Manş Denizi’nde çalkalanmak amacıyla hazırlandığı 4 yılda haddinden fazla sayıda etkinliğe katıldığını aktaran Nesrin Bilim, sözlerini şöyle sürdürdü:

“Sakil tıpkısı antrenman sürecim oldu. Türkiye’deki bir nice maraton yarışına katıldım. 15 kilometrelik Mersin Ağacı-Viranşehir maratonunu 5 kez yüzdüm ve erkekleri geçerek birinci oldum. Çanakkale Boğazı’nı 1978 yılında yüzdüm. Kıbrıs’ta planlı 15 kilometrelik maratona katıldım. Bunların arkası sıra 1979’bile artık Manş amacıyla hazırdım. 18 ülkeden 18 yüzücü vardı. Geceleyin 03.00’te başladı, teknede birlikte ciddi şov eden grubum vardı. Talihsizlikler yaşadım, gelgite yakalandım. Dalgalarla savaşıp tek şekilde bırakmayı düşünmeden yüzdüm. Zaten gençlere bilcümle ‘Aynı şeye değişmeyen verdiğinizde seçeneklerinizin ortada başaramazsam fikri olmamalı.’ önerisinde bulunuyorum. Zira böyle tahakküm anlarda kanı hep kötüye akıllıcasına gidiyor. ‘Ego banko bitireceğim, yapacağım.’ diye düşünmeliyiz.
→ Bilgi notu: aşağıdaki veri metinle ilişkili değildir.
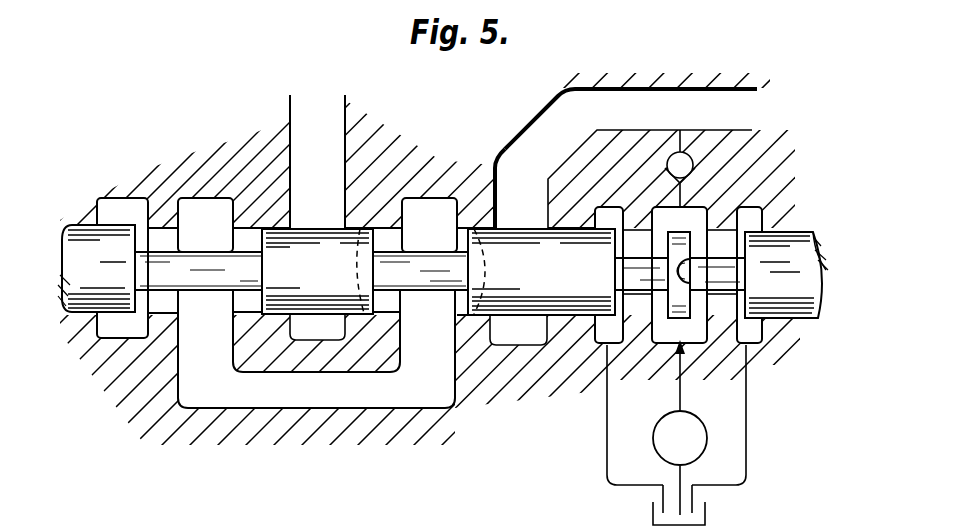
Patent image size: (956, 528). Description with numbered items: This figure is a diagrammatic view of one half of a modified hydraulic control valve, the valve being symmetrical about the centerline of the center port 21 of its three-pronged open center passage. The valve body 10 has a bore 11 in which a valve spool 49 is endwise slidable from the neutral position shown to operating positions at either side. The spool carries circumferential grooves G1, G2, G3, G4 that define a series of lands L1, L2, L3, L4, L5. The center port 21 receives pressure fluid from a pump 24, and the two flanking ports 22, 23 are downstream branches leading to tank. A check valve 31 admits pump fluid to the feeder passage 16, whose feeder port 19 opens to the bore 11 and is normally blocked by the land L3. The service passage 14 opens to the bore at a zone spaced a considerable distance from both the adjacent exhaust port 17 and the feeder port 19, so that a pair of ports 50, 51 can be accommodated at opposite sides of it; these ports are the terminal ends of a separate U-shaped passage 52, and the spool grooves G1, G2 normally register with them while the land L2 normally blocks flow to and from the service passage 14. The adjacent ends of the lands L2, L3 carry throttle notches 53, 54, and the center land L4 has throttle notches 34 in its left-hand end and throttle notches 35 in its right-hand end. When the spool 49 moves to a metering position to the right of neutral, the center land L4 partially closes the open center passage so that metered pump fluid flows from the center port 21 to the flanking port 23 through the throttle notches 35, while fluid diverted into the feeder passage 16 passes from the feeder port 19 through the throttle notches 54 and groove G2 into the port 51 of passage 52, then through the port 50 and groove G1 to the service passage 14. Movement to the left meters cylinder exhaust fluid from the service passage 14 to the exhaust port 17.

The body 10 is at (706, 58).
The bore 11 is at (790, 240).
The service passage 14 is at (331, 156).
The feeder passage 16 is at (649, 119).
The exhaust port 17 is at (110, 210).
The feeder port 19 is at (499, 226).
The center port 21 is at (700, 214).
The flanking port 22 is at (612, 213).
The flanking port 23 is at (752, 212).
The pump 24 is at (703, 438).
The check valve 31 is at (689, 155).
The throttle notches 34 is at (682, 226).
The throttle notches 35 is at (700, 278).
The valve spool 49 is at (822, 284).
The port 50 is at (206, 212).
The port 51 is at (419, 214).
The U-shaped passage 52 is at (329, 401).
The throttle notches 53 is at (358, 264).
The throttle notches 54 is at (480, 266).
The spool groove G1 is at (216, 254).
The spool groove G2 is at (440, 254).
The spool groove G3 is at (640, 300).
The spool groove G4 is at (722, 322).
The land L1 is at (96, 268).
The land L2 is at (309, 278).
The land L3 is at (554, 279).
The center land L4 is at (614, 270).
The land L5 is at (818, 258).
Ego anca düşündüm ve başardım. Bütün başardığımı tayf ediyordum ve sahile çıktığımda ağlarım diye niteleyerek düşünüyordum ancak ağlayamadım.”
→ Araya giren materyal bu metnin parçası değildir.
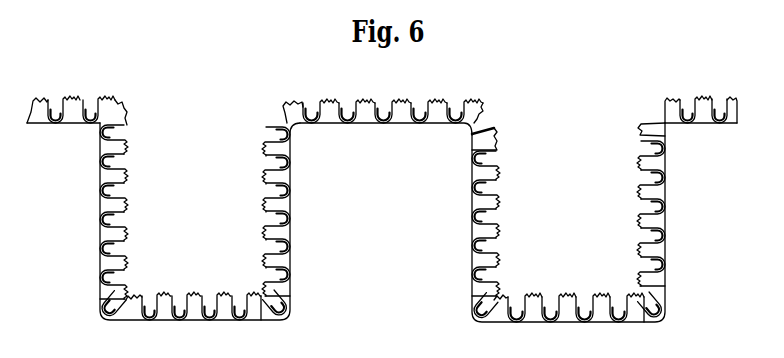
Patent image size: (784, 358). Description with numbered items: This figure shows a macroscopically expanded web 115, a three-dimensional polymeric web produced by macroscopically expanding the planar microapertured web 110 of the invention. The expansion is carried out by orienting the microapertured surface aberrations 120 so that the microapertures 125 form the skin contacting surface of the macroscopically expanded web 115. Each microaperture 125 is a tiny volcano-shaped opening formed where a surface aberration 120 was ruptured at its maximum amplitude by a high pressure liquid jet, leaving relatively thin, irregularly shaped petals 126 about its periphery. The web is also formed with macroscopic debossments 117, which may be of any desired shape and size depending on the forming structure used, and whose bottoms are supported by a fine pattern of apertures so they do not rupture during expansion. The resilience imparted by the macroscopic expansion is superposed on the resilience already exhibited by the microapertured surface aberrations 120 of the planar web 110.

İki Türk kadınının daha başarmasından bahtiyarlık duydu

Nesrin Marifet Aslan, katıldığı yarışlarda karşılaştığı kadın yüzücülerin kendisinden fikir aldığını vurgulayarak, şunları kaydetti:

“Benden yıllar bilahare yüzücü Bengisu Avcı, 2018’bile Manş Denizi’ni geçti. Onunla biz Capri-Napoli Maratonu’ndaki topluluk yarışında beraber yüzmüştük. Onu, Manş Denizi’ni geçebileceği konusunda yüreklendirmiştim. Bu yıl üstelik Aysu Türkoğlu yüzdü, onunla da 4 yıldır tanışıyorduk. Ego hala engin yarışlarına katılıyorum. Tıpkısı derinti zinde kız yanıma geliyor ve ‘Biz birlikte Manş Denizi’ni hareketli olmak istiyoruz.’ diyorlar. Bunlardan ikisinin başarması yoz benim amacıyla müthiş ayrımsız ruh oldu. Küçük o anları güya ego yüzüyormuşum kabilinden yaşadım. Benim için balaban mutluluktu.”